Involvement of Nrf2, JAK and COX pathways in acetaminophen-induced nephropathy: Role of some antioxidants

Abstract

Objectives: Acetaminophen (APAP)-induced nephrotoxicity is detrimental consequence for which there has not been a standardized therapeutic regimen. Although, N-acetylcysteine (NAC) is a well-known antidote used in APAP-induced hepatotoxicity, its benefit in nephrotoxicity caused by APAP is almost lacking. This study aimed to compare the possible protective effect of thymoquinone (TQ), curcumin (CR), and α-lipoic acid (α-LA), either in solo or in combination regimens with that of NAC against APAP-induced renal injury.

Design and method: Rats were divided into nine groups; control group, APAP intoxicated group (1000 mg/kg; orally), and the remaining seven groups received, in addition to APAP, oral doses of NAC, TQ, CR, α-LA, CR plus TQ, TQ plus α-LA, or CR plus α-LA. The first dose of the aforementioned antioxidants was given 24 h before APAP, and then the second dose was given 2 h after APAP, whereas the last dose was given 10 h after administration of APAP.

Results: Treatment with APAP elevated kidney markers like serum uric acid, urea, and creatinine. In addition, it increased the serum level of tumor necrosis factor alpha (TNF-α), interleukin-1beta (IL-1β) and thiobarbituric acid reactive species (TBARS). Also, the protein expression of renal janus kinase (JAK) and cyclooxygenase (COX)-2 were all upregulated by APAP. In contrast, the expression of Nrf2 and the renal levels of superoxide dismutase and glutathione were downregulated. Treatment with the indicated natural antioxidants resulted in amelioration of the aberrated parameters through exhibiting anti-inflammatory, antioxidant and free radical-scavenging effects with a variable degree.

Conclusion: The combined administration of CR and TQ exerted the most potent protection against APAP-induced nephrotoxicity through its anti-inflammatory and free radical-scavenging effects (antioxidant) which were comparable to that of NAC-treatment.
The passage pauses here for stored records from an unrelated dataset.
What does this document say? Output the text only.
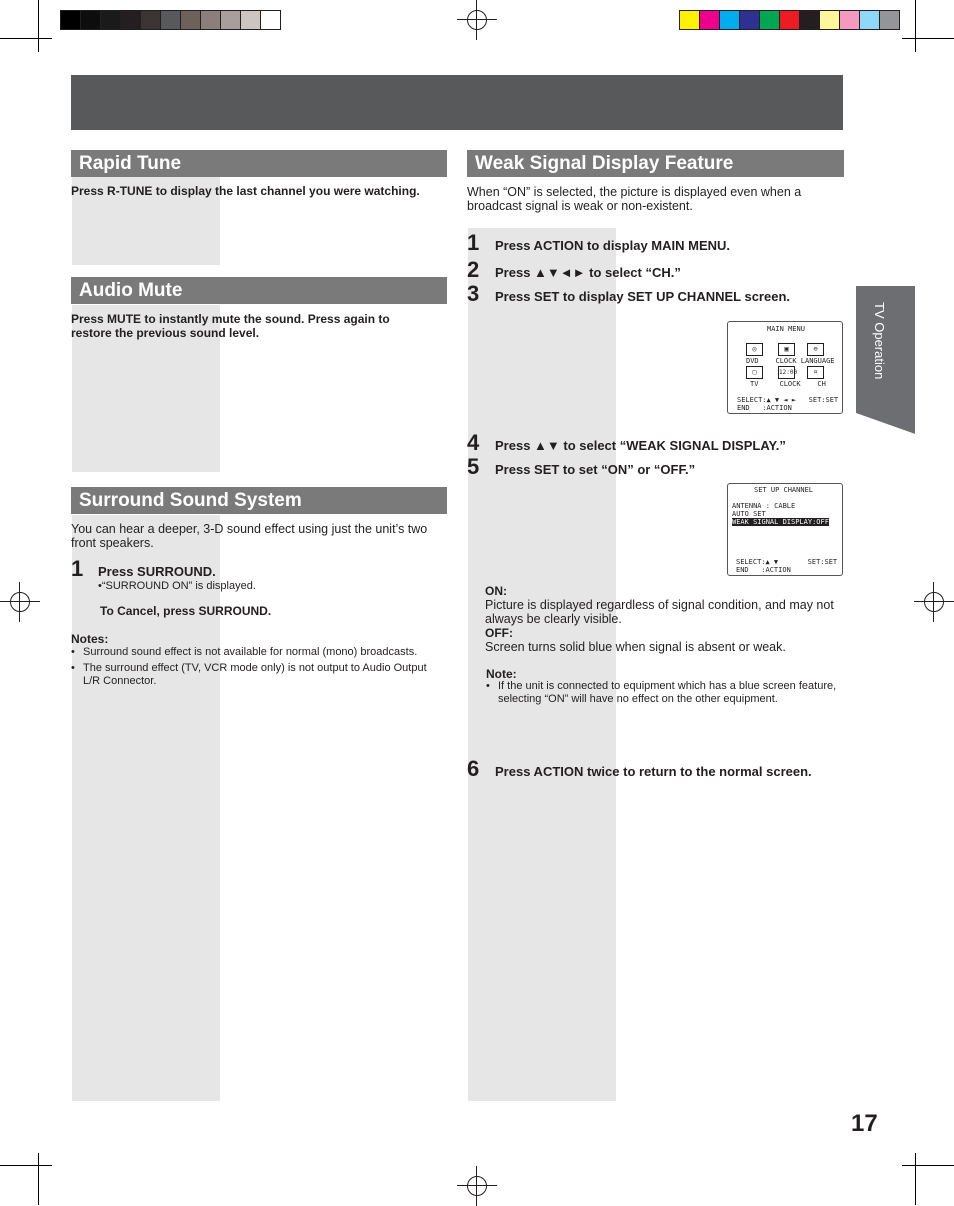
TV Operation
Rapid Tune
Press R-TUNE to display the last channel you were watching.
Audio Mute
Press MUTE to instantly mute the sound. Press again to
restore the previous sound level.
Surround Sound System
You can hear a deeper, 3-D sound effect using just the unit’s two
front speakers.
1 Press SURROUND.
•“SURROUND ON” is displayed.
To Cancel, press SURROUND.
Notes:
• Surround sound effect is not available for normal (mono) broadcasts.
• The surround effect (TV, VCR mode only) is not output to Audio Output
L/R Connector.
Weak Signal Display Feature
When “ON” is selected, the picture is displayed even when a
broadcast signal is weak or non-existent.
1 Press ACTION to display MAIN MENU.
2 Press ▲▼◄► to select “CH.”
3 Press SET to display SET UP CHANNEL screen.
MAIN MENU
◎	▣	⊖
DVD    CLOCK LANGUAGE
▢	12:00	¤
TV     CLOCK    CH
SELECT:▲ ▼ ◄ ►   SET:SET
END   :ACTION
4 Press ▲▼ to select “WEAK SIGNAL DISPLAY.”
5 Press SET to set “ON” or “OFF.”
SET UP CHANNEL
ANTENNA : CABLE
AUTO SET
WEAK SIGNAL DISPLAY:OFF
SELECT:▲ ▼       SET:SET
END   :ACTION
ON:
Picture is displayed regardless of signal condition, and may not
always be clearly visible.
OFF:
Screen turns solid blue when signal is absent or weak.
Note:
• If the unit is connected to equipment which has a blue screen feature,
selecting “ON” will have no effect on the other equipment.
6 Press ACTION twice to return to the normal screen.
17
Keywords: Acetaminophen; COX; Curcumin; JAK; N-acetylcysteine; Nrf2; Thymoquinone; α-Lipoic acid.

Fig. 1

NAC, CR, TQ, α-LA alone or in combination attenuate renal oxidative stress in a single dose of APAP-intoxicated rats. (a) Thiobarbituric Acid Reactive Species (TBARS) (b) superoxide dismutase (SOD), (c) glutathione (GSH) and (d) nitric oxide (NO) levels in the kidney tissue of rats were measured following a single dose of APAP followed by treatment with NAC, CR, TQ, α-LA or their selected combinations. Data are expressed as mean ± SEM (N = 6). ^***P ≤ 0.001 vs control, ^πππP ≤ 0.001 vs APAP group, ^$$$P ≤ 0.01, ^$P ≤ 0.05 vs NAC group.

Fig. 2

Protein expression of JAK and Nrf2 in renal tissue following administration of a single dose of APAP and all treated group. Western blot was used to determine the protein expression in treatment groups. After treatments, sections of kidney were homogenized and the total protein was extracted and subjected to separation on SDS–PAGE gel, then protein bands were transferred to PVDF membranes. After blocking, the membranes were incubated with the primary antibodies of JAK and Nrf2 using β-actin as an internal control. After incubation with the corresponding secondary antibodies, the membranes were visualized with ECL reagent exposed to X-ray. Data are expressed as mean ± SEM (N = 6). ^***P ≤ 0.001 vs control, ^πππP ≤ 0.001 vs APAP group, P ≤ 0.01, ^$$$P ≤ 0.001 vs NAC group.

Fig. 3

Protein expression of COX1 and COX2 in renal tissue following administration of a single dose of APAP and all treated group. Western blot was used to determine the protein expression in treatment groups. After treatments, sections of kidney were homogenized and the total protein was extracted and subjected to separation on SDS–PAGE gel, then protein bands were transferred to PVDF membranes. After blocking, the membranes were incubated with the primary antibodies of COX1 and COX2 using β-actin as an internal control. After incubation with the corresponding secondary antibodies, the membranes were visualized with ECL reagent exposed to X-ray. Data are mean ± SEM (N = 6). ^***P ≤ 0.001 vs control, ^πππP ≤ 0.001 vs APAP group, P ≤ 0.01, ^$$$P ≤ 0.001 vs NAC group.